Zaten, doğru olan da, komşu bir devletin toprak bütünlüğü konusuna ve Kürt sorununa, başkalarıyla değil, o devletle birlikte eğilmektir.
Belki, ortak sınırın iki yanında yaşayan Kürt halkına, iki devletin kendi siyasal sistemleri çerçevesinde akılcı, barışçı, özgürlükçü ve insanca çözümleri birlikte bulmanın yolu da yine böyle bir diyalogtan geçecektir.
Önemli olan şu: Türkiye, dost bildiği ülkelerin kendisine ilişkin bir takım hesaplar içinde bulunmalarına alışık olmak, ama çıkarını her şeyin üstünde tutmak zorundadır. Onlar, her ne kadar ‘‘Güçlü Türkiye isteriz’’ derlerse de, Soğuk Savaş döneminin o yaklaşımı artık, ‘‘çeşitli iç ve dış sorunlar yoluyla kontrol altında tutulup bu sayede bölge için şu ya da bu biçimde kullanılabilir bir Türkiye’’ düşüncesine dönüşmüştür.
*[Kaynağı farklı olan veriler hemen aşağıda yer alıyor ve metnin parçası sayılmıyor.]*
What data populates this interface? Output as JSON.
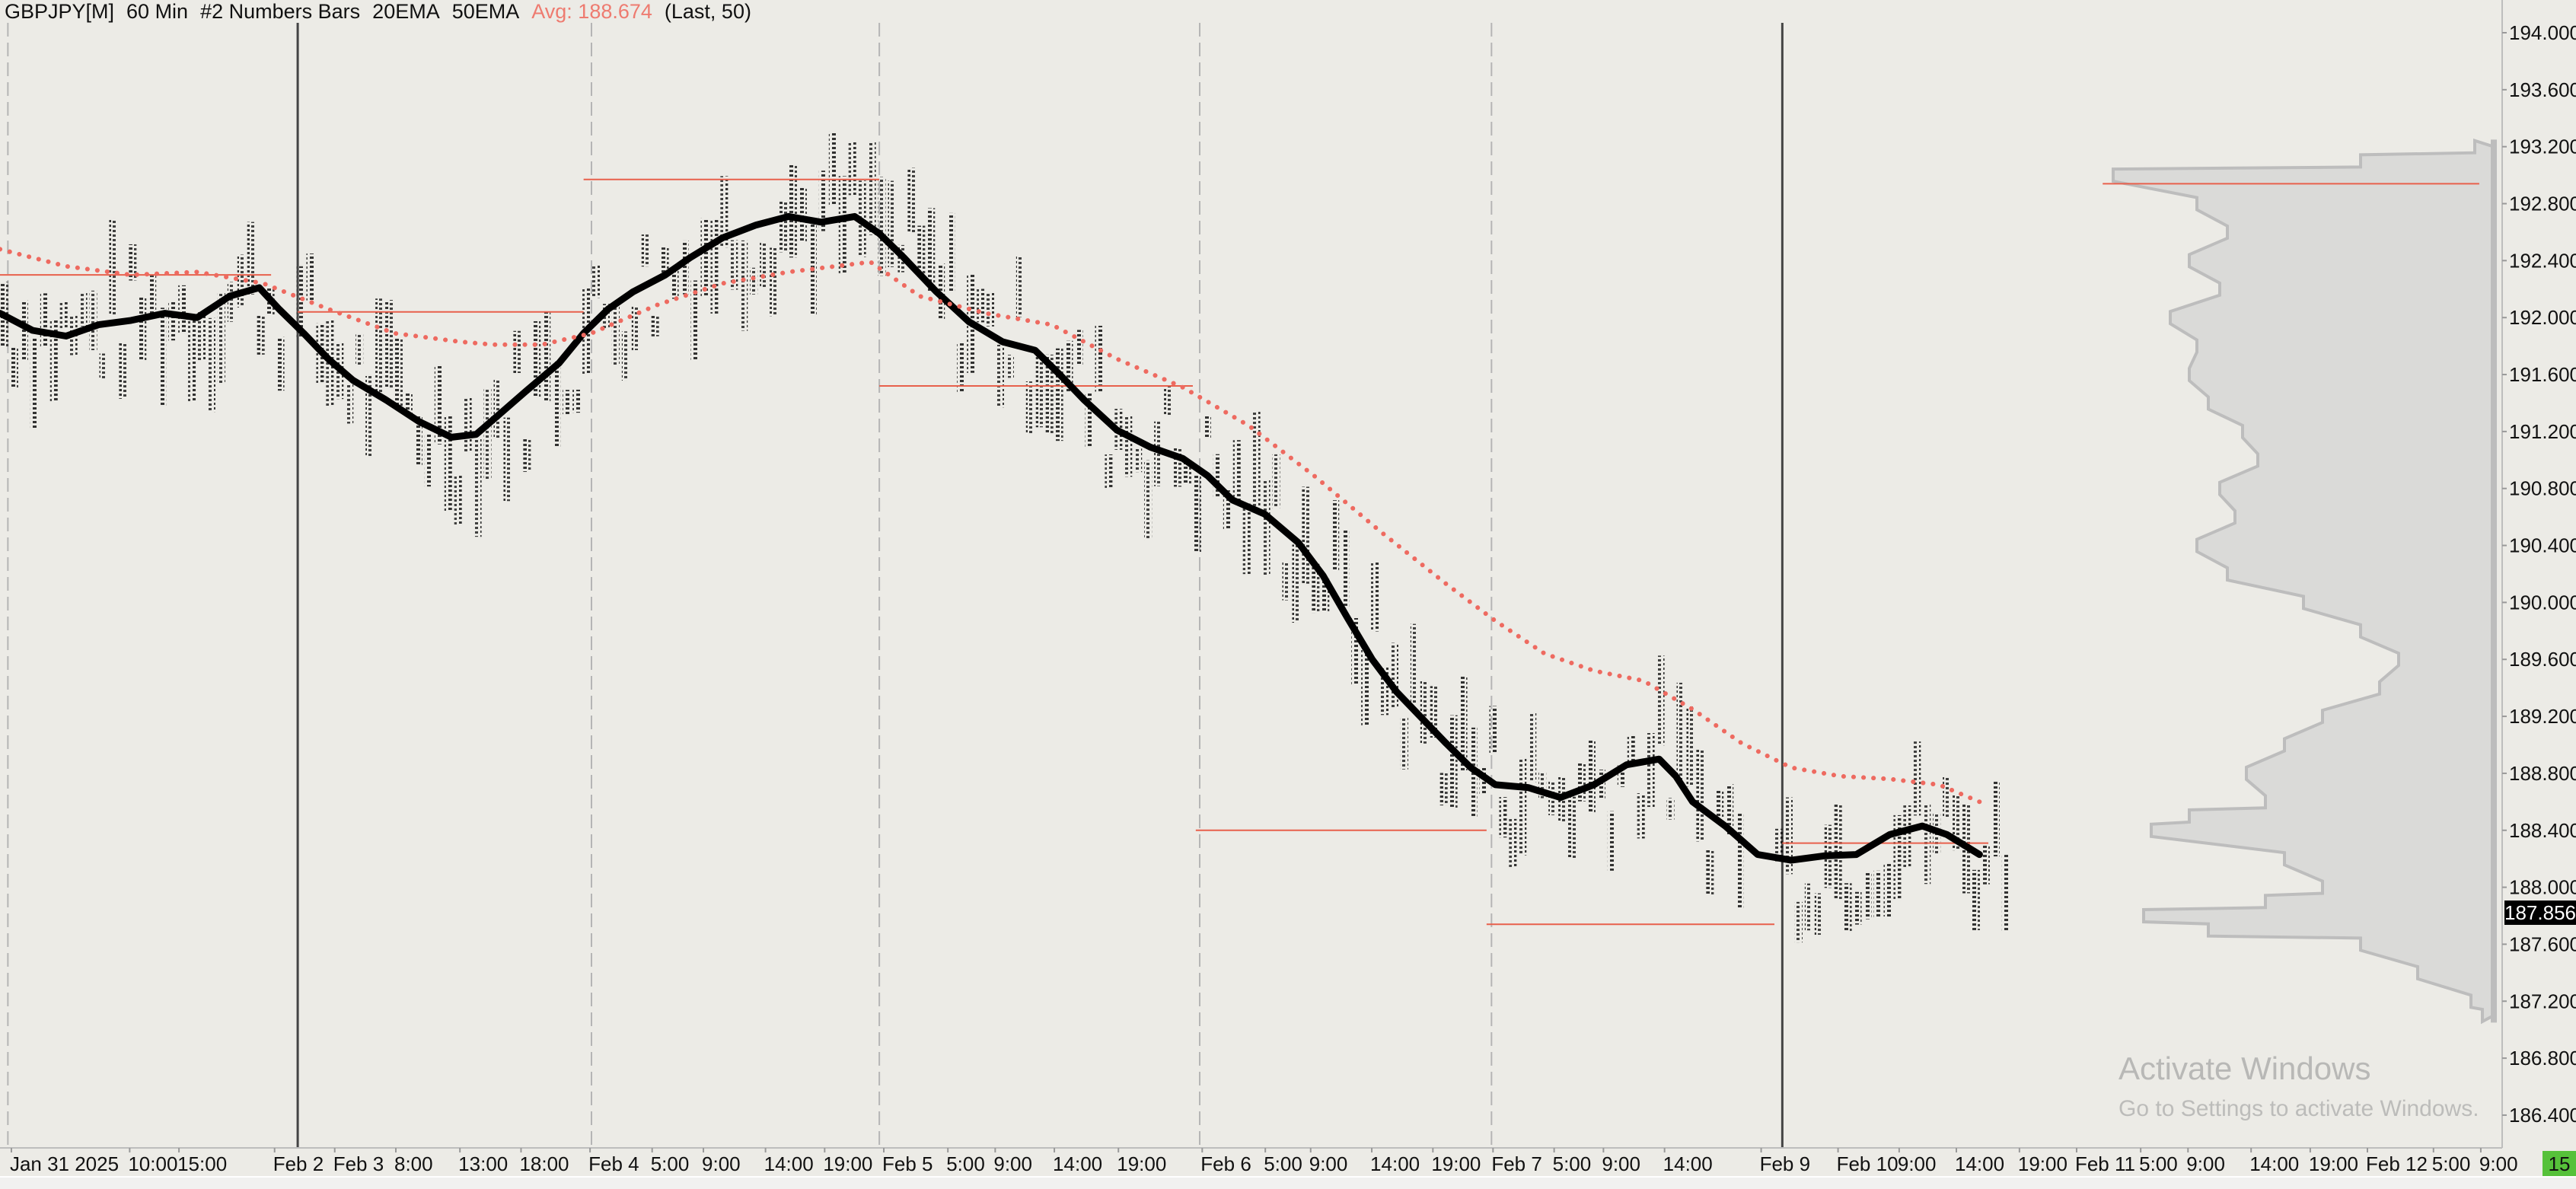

Sorunsuz Türkiye, birçok konuda ‘‘Hayır’’ diyebilecek bir Türkiye'dir. Bu ise, ne Kıbrıs'la Ege'yi ‘‘çözmeye’’ yarar, ne de Avrupa'nın, İngiltere'nin, Almanya'nın ve hatta Amerika'nın Türkiye'den istediklerini koparmalarına.
Çerçevenin içine bir de Anadolu üzerindeki Kürt, Ermeni ve Rum hayallerini eklerseniz, ortaya çıkan tablo, ister istemez, Sevr'i veya ‘‘hasta adam’’ın son yüzyılını akla getirir.
Böyle olduğu içindir ki, ‘‘sağlıklı’’ bir Türkiye yaratmaktan başka çare yoktur. Bu ise otuz yıldır Türkiye'yi iyi etmek için üzerine eğilip büsbütün hasta eden aynı adamlarla başarılabilecek bir iş değildir.